RequireTermini,[COUNT] - If set to 1 or 2, require 1 or 2 valid proteolytic termini. Deprecated, because
the scoring model already incorporates the number of valid (tryptic) termini.
Non-standard options:
TagsOnly - Tags are generated and written to the specified output file. No search is performed.
Command-line arguments
Inspect features a few command-line options. Most options are specified in an input file, rather
than on the command-line. The
command-line options are:
-i Input file name. Defaults to "Input.txt"
-o Output file name. Defaults to "Inspect.txt"
-e Error file name. Defaults to "Inspect.err".

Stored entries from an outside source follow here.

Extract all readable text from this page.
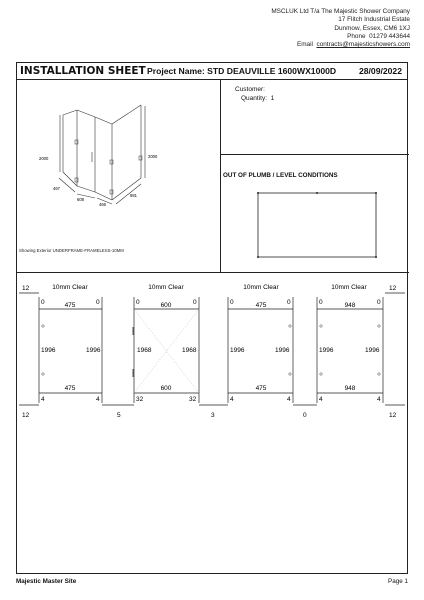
MSCLUK Ltd T/a The Majestic Shower Company
17 Flitch Industrial Estate
Dunmow, Essex, CM6 1XJ
Phone 01279 443644
Email contracts@majesticshowers.com
INSTALLATION SHEET Project Name: STD DEAUVILLE 1600WX1000D	28/09/2022
2000	2000
467
608
466
981
Showing Exterior UNDERFRAME-FRAMELESS-10MM
Customer:
Quantity: 1
OUT OF PLUMB / LEVEL CONDITIONS
12	12
12	12
5	3	0
10mm Clear
0	0
475
1996	1996
475
4	4
10mm Clear
0	0
600
1968	1968
600
32	32
10mm Clear
0	0
475
1996	1996
475
4	4
10mm Clear
0	0
948
1996	1996
948
4	4
Majestic Master Site	Page 1
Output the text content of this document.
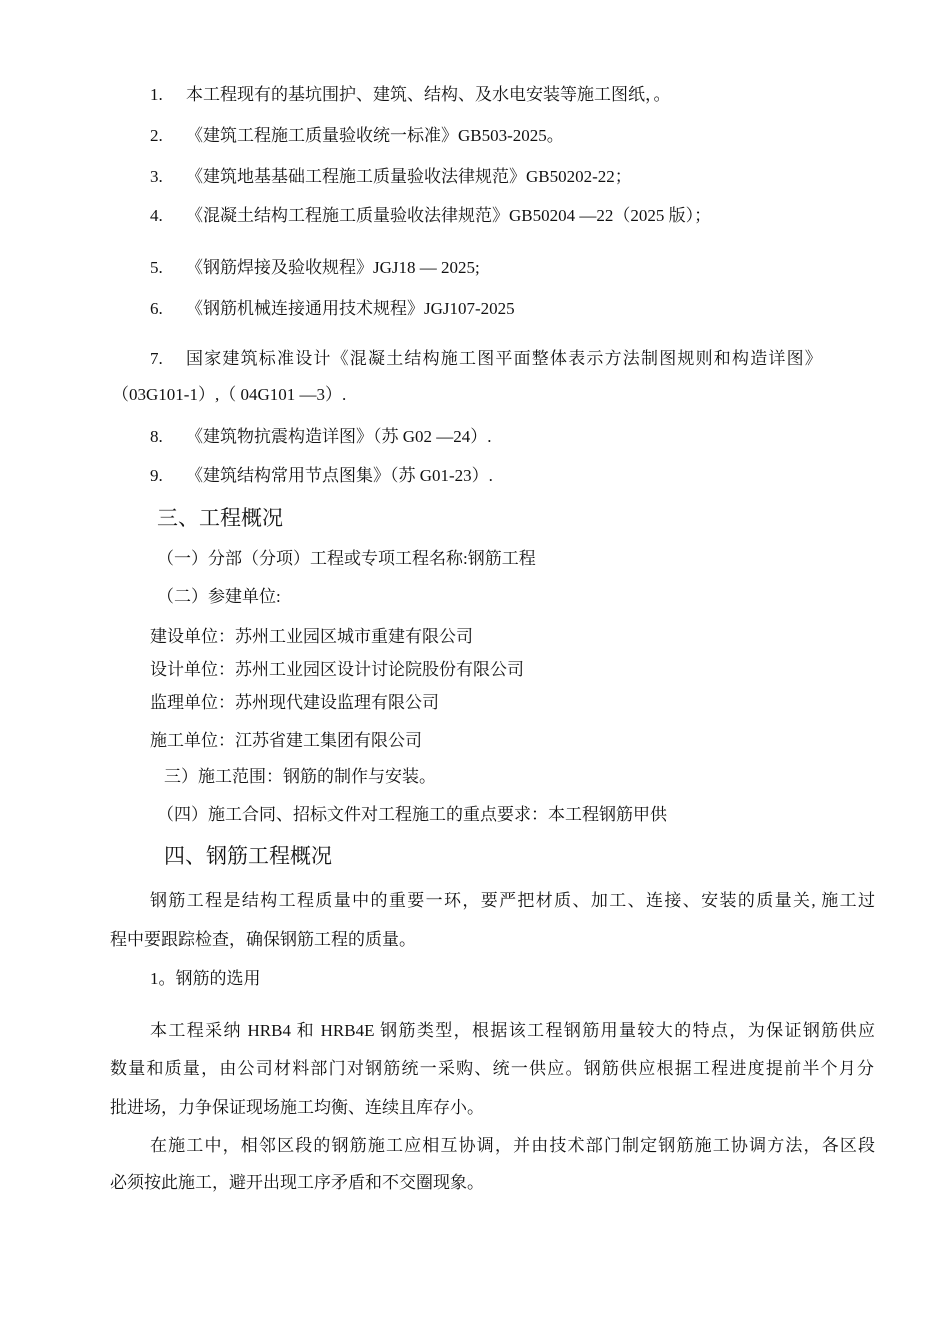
1. 本工程现有的基坑围护、建筑、结构、及水电安装等施工图纸，。
2. 《建筑工程施工质量验收统一标准》GB503-2025。
3. 《建筑地基基础工程施工质量验收法律规范》GB50202-22；
4. 《混凝土结构工程施工质量验收法律规范》GB50204 —22（2025 版）；
5. 《钢筋焊接及验收规程》JGJ18 — 2025;
6. 《钢筋机械连接通用技术规程》JGJ107-2025
7. 国家建筑标准设计《混凝土结构施工图平面整体表示方法制图规则和构造详图》
（03G101-1）,（ 04G101 —3）.
8. 《建筑物抗震构造详图》（苏 G02 —24）.
9. 《建筑结构常用节点图集》（苏 G01-23）.
三、工程概况
（一）分部（分项）工程或专项工程名称:钢筋工程
（二）参建单位:
建设单位：苏州工业园区城市重建有限公司
设计单位：苏州工业园区设计讨论院股份有限公司
监理单位：苏州现代建设监理有限公司
施工单位：江苏省建工集团有限公司
三）施工范围：钢筋的制作与安装。
（四）施工合同、招标文件对工程施工的重点要求：本工程钢筋甲供
四、钢筋工程概况
钢筋工程是结构工程质量中的重要一环，要严把材质、加工、连接、安装的质量关, 施工过
程中要跟踪检查，确保钢筋工程的质量。
1。钢筋的选用
本工程采纳 HRB4 和 HRB4E 钢筋类型，根据该工程钢筋用量较大的特点，为保证钢筋供应
数量和质量，由公司材料部门对钢筋统一采购、统一供应。钢筋供应根据工程进度提前半个月分
批进场，力争保证现场施工均衡、连续且库存小。
在施工中，相邻区段的钢筋施工应相互协调，并由技术部门制定钢筋施工协调方法，各区段
必须按此施工，避开出现工序矛盾和不交圈现象。
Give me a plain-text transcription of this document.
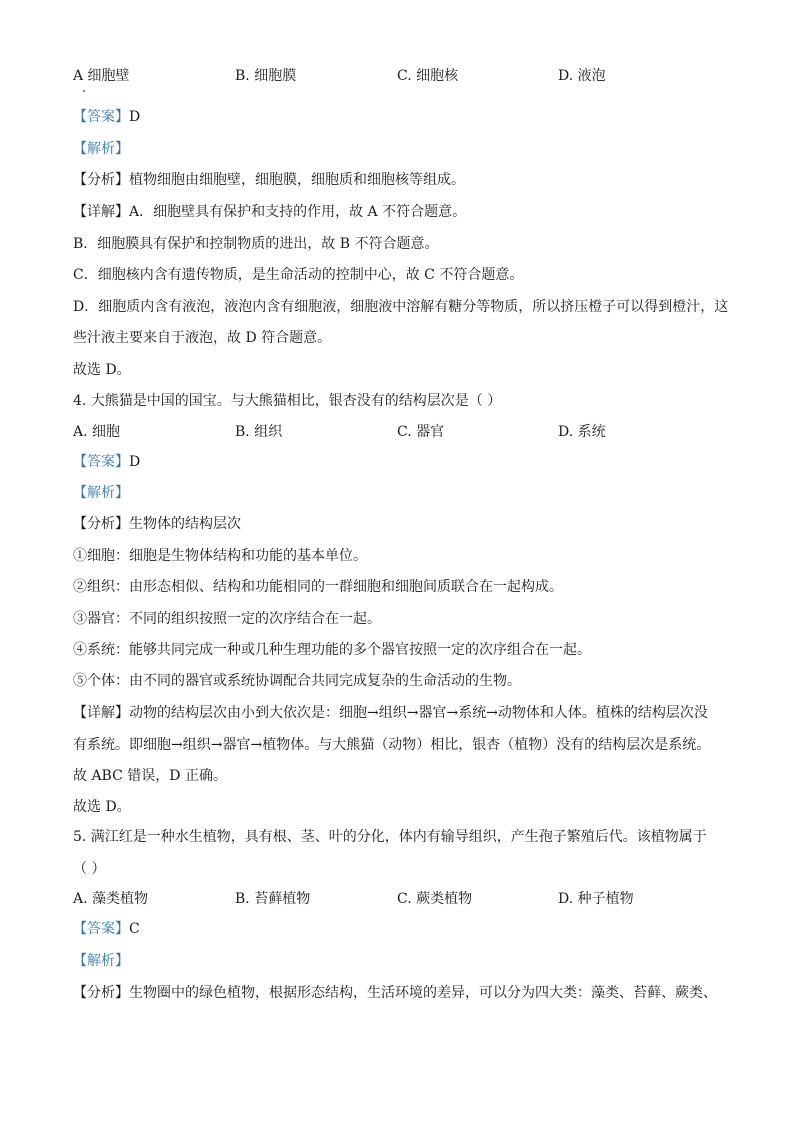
A 细胞壁	B. 细胞膜	C. 细胞核	D. 液泡
【答案】D
【解析】
【分析】植物细胞由细胞壁，细胞膜，细胞质和细胞核等组成。
【详解】A．细胞壁具有保护和支持的作用，故 A 不符合题意。
B．细胞膜具有保护和控制物质的进出，故 B 不符合题意。
C．细胞核内含有遗传物质，是生命活动的控制中心，故 C 不符合题意。
D．细胞质内含有液泡，液泡内含有细胞液，细胞液中溶解有糖分等物质，所以挤压橙子可以得到橙汁，这
些汁液主要来自于液泡，故 D 符合题意。
故选 D。
4. 大熊猫是中国的国宝。与大熊猫相比，银杏没有的结构层次是（ ）
A. 细胞	B. 组织	C. 器官	D. 系统
【答案】D
【解析】
【分析】生物体的结构层次
①细胞：细胞是生物体结构和功能的基本单位。
②组织：由形态相似、结构和功能相同的一群细胞和细胞间质联合在一起构成。
③器官：不同的组织按照一定的次序结合在一起。
④系统：能够共同完成一种或几种生理功能的多个器官按照一定的次序组合在一起。
⑤个体：由不同的器官或系统协调配合共同完成复杂的生命活动的生物。
【详解】动物的结构层次由小到大依次是：细胞→组织→器官→系统→动物体和人体。植株的结构层次没
有系统。即细胞→组织→器官→植物体。与大熊猫（动物）相比，银杏（植物）没有的结构层次是系统。
故 ABC 错误，D 正确。
故选 D。
5. 满江红是一种水生植物，具有根、茎、叶的分化，体内有输导组织，产生孢子繁殖后代。该植物属于
（ ）
A. 藻类植物	B. 苔藓植物	C. 蕨类植物	D. 种子植物
【答案】C
【解析】
【分析】生物圈中的绿色植物，根据形态结构，生活环境的差异，可以分为四大类：藻类、苔藓、蕨类、
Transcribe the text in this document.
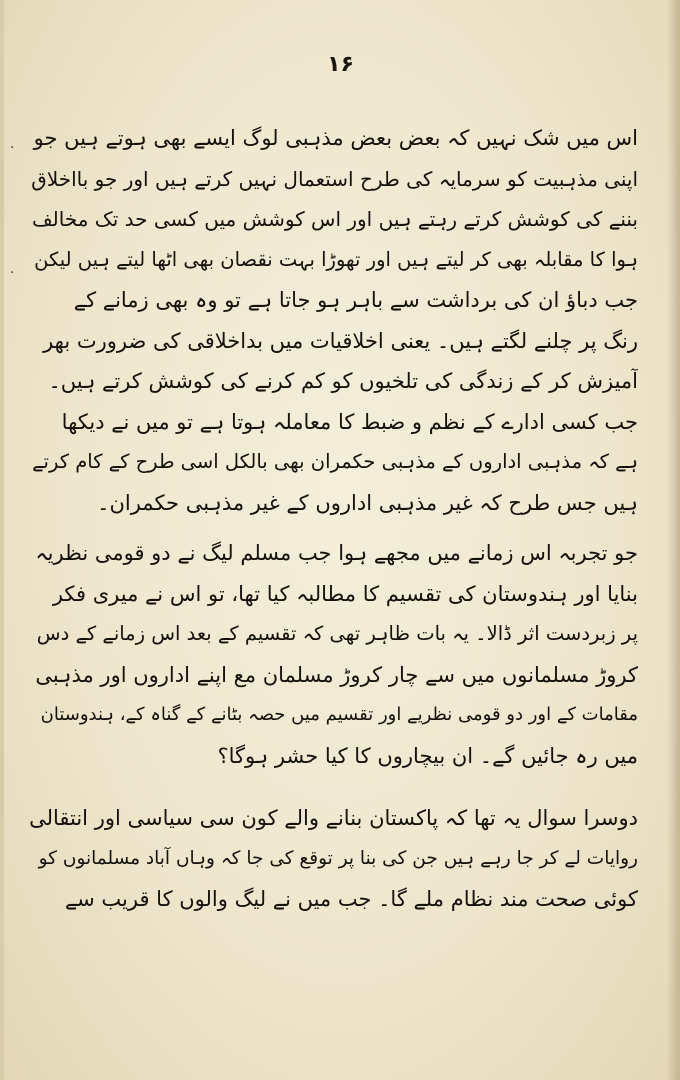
۱۶
·
·
اس میں شک نہیں کہ بعض بعض مذہبی لوگ ایسے بھی ہوتے ہیں جو
اپنی مذہبیت کو سرمایہ کی طرح استعمال نہیں کرتے ہیں اور جو بااخلاق
بننے کی کوشش کرتے رہتے ہیں اور اس کوشش میں کسی حد تک مخالف
ہوا کا مقابلہ بھی کر لیتے ہیں اور تھوڑا بہت نقصان بھی اٹھا لیتے ہیں لیکن
جب دباؤ ان کی برداشت سے باہر ہو جاتا ہے تو وہ بھی زمانے کے
رنگ پر چلنے لگتے ہیں۔ یعنی اخلاقیات میں بداخلاقی کی ضرورت بھر
آمیزش کر کے زندگی کی تلخیوں کو کم کرنے کی کوشش کرتے ہیں۔
جب کسی ادارے کے نظم و ضبط کا معاملہ ہوتا ہے تو میں نے دیکھا
ہے کہ مذہبی اداروں کے مذہبی حکمران بھی بالکل اسی طرح کے کام کرتے
ہیں جس طرح کہ غیر مذہبی اداروں کے غیر مذہبی حکمران۔
جو تجربہ اس زمانے میں مجھے ہوا جب مسلم لیگ نے دو قومی نظریہ
بنایا اور ہندوستان کی تقسیم کا مطالبہ کیا تھا، تو اس نے میری فکر
پر زبردست اثر ڈالا۔ یہ بات ظاہر تھی کہ تقسیم کے بعد اس زمانے کے دس
کروڑ مسلمانوں میں سے چار کروڑ مسلمان مع اپنے اداروں اور مذہبی
مقامات کے اور دو قومی نظریے اور تقسیم میں حصہ بٹانے کے گناہ کے، ہندوستان
میں رہ جائیں گے۔ ان بیچاروں کا کیا حشر ہوگا؟
دوسرا سوال یہ تھا کہ پاکستان بنانے والے کون سی سیاسی اور انتقالی
روایات لے کر جا رہے ہیں جن کی بنا پر توقع کی جا کہ وہاں آباد مسلمانوں کو
کوئی صحت مند نظام ملے گا۔ جب میں نے لیگ والوں کا قریب سے
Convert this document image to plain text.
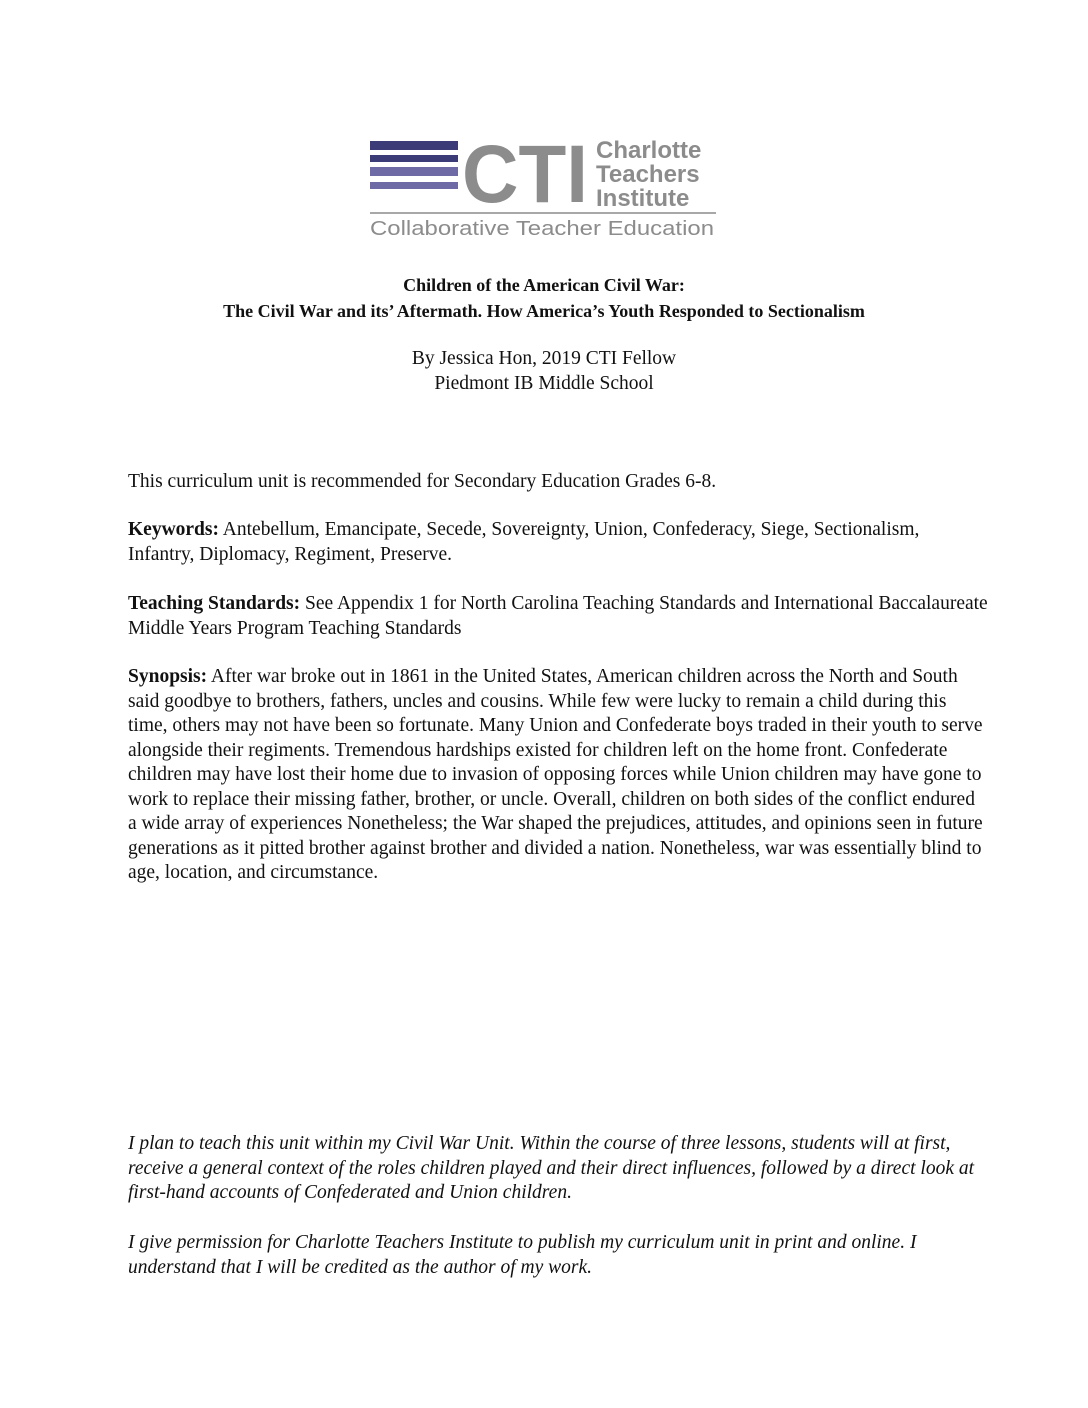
CTI Charlotte
Teachers
Institute
Collaborative Teacher Education
Children of the American Civil War:
The Civil War and its’ Aftermath. How America’s Youth Responded to Sectionalism
By Jessica Hon, 2019 CTI Fellow
Piedmont IB Middle School

This curriculum unit is recommended for Secondary Education Grades 6-8.

Keywords: Antebellum, Emancipate, Secede, Sovereignty, Union, Confederacy, Siege, Sectionalism, Infantry, Diplomacy, Regiment, Preserve.

Teaching Standards: See Appendix 1 for North Carolina Teaching Standards and International Baccalaureate Middle Years Program Teaching Standards

Synopsis: After war broke out in 1861 in the United States, American children across the North and South said goodbye to brothers, fathers, uncles and cousins. While few were lucky to remain a child during this time, others may not have been so fortunate. Many Union and Confederate boys traded in their youth to serve alongside their regiments. Tremendous hardships existed for children left on the home front. Confederate children may have lost their home due to invasion of opposing forces while Union children may have gone to work to replace their missing father, brother, or uncle. Overall, children on both sides of the conflict endured a wide array of experiences Nonetheless; the War shaped the prejudices, attitudes, and opinions seen in future generations as it pitted brother against brother and divided a nation. Nonetheless, war was essentially blind to age, location, and circumstance.

I plan to teach this unit within my Civil War Unit. Within the course of three lessons, students will at first, receive a general context of the roles children played and their direct influences, followed by a direct look at first-hand accounts of Confederated and Union children.

I give permission for Charlotte Teachers Institute to publish my curriculum unit in print and online. I understand that I will be credited as the author of my work.
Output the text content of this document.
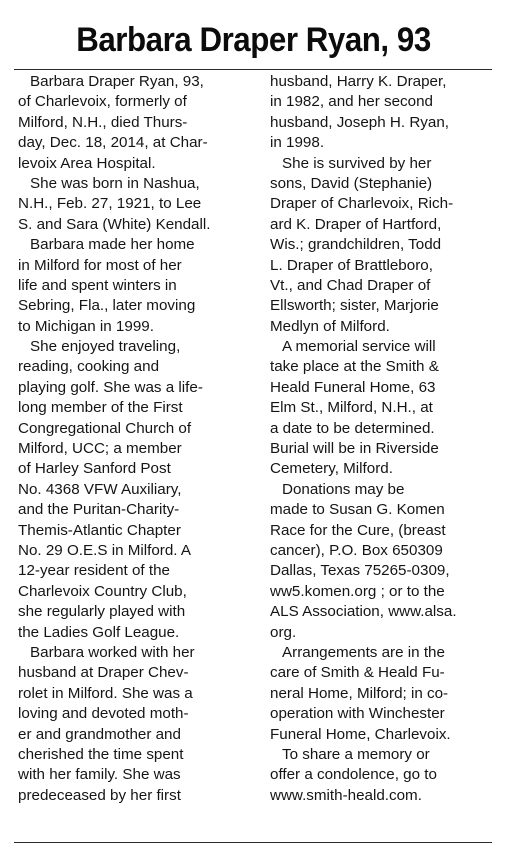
Barbara Draper Ryan, 93
Barbara Draper Ryan, 93,
of Charlevoix, formerly of
Milford, N.H., died Thurs-
day, Dec. 18, 2014, at Char-
levoix Area Hospital.
She was born in Nashua,
N.H., Feb. 27, 1921, to Lee
S. and Sara (White) Kendall.
Barbara made her home
in Milford for most of her
life and spent winters in
Sebring, Fla., later moving
to Michigan in 1999.
She enjoyed traveling,
reading, cooking and
playing golf. She was a life-
long member of the First
Congregational Church of
Milford, UCC; a member
of Harley Sanford Post
No. 4368 VFW Auxiliary,
and the Puritan-Charity-
Themis-Atlantic Chapter
No. 29 O.E.S in Milford. A
12-year resident of the
Charlevoix Country Club,
she regularly played with
the Ladies Golf League.
Barbara worked with her
husband at Draper Chev-
rolet in Milford. She was a
loving and devoted moth-
er and grandmother and
cherished the time spent
with her family. She was
predeceased by her first
husband, Harry K. Draper,
in 1982, and her second
husband, Joseph H. Ryan,
in 1998.
She is survived by her
sons, David (Stephanie)
Draper of Charlevoix, Rich-
ard K. Draper of Hartford,
Wis.; grandchildren, Todd
L. Draper of Brattleboro,
Vt., and Chad Draper of
Ellsworth; sister, Marjorie
Medlyn of Milford.
A memorial service will
take place at the Smith &
Heald Funeral Home, 63
Elm St., Milford, N.H., at
a date to be determined.
Burial will be in Riverside
Cemetery, Milford.
Donations may be
made to Susan G. Komen
Race for the Cure, (breast
cancer), P.O. Box 650309
Dallas, Texas 75265-0309,
ww5.komen.org ; or to the
ALS Association, www.alsa.
org.
Arrangements are in the
care of Smith & Heald Fu-
neral Home, Milford; in co-
operation with Winchester
Funeral Home, Charlevoix.
To share a memory or
offer a condolence, go to
www.smith-heald.com.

-r The resource directory. Defaults to the current working directory. The resource directory
is where Inspect searches for its resource files such as AminoAcidMasses.txt.
Sample usage:
On Windows: Inspect -i TripureIn.txt -o TripureOut.txt
On Linux: ./inspect -i TripureIn.txt -o TripureOut.txt
Error Reporting
If Inspect encounters a problem - such as a spectrum file with garbled format, or
running out of memory - it reports the problem to the error file. One error (or warning)
is reported per line of the file, and each error/warning type has an ID, to make them
easier to parse. If no error file is left behind after a run, then there were no errors - this
is a good thing!
Here is a sample error message, where I gave inspect an incorrect file name:
[E0008] .\ParseInput.c:725:Unable to open requested file '.\Database\TestDatbaase.trie'
And here is a sample warning message, where - on a small search - Inspect was not able to re-fit the p-value distribution:
{W0010} .\PValue.c:396:Few spectra were searched; not recalibrating the p-value curve.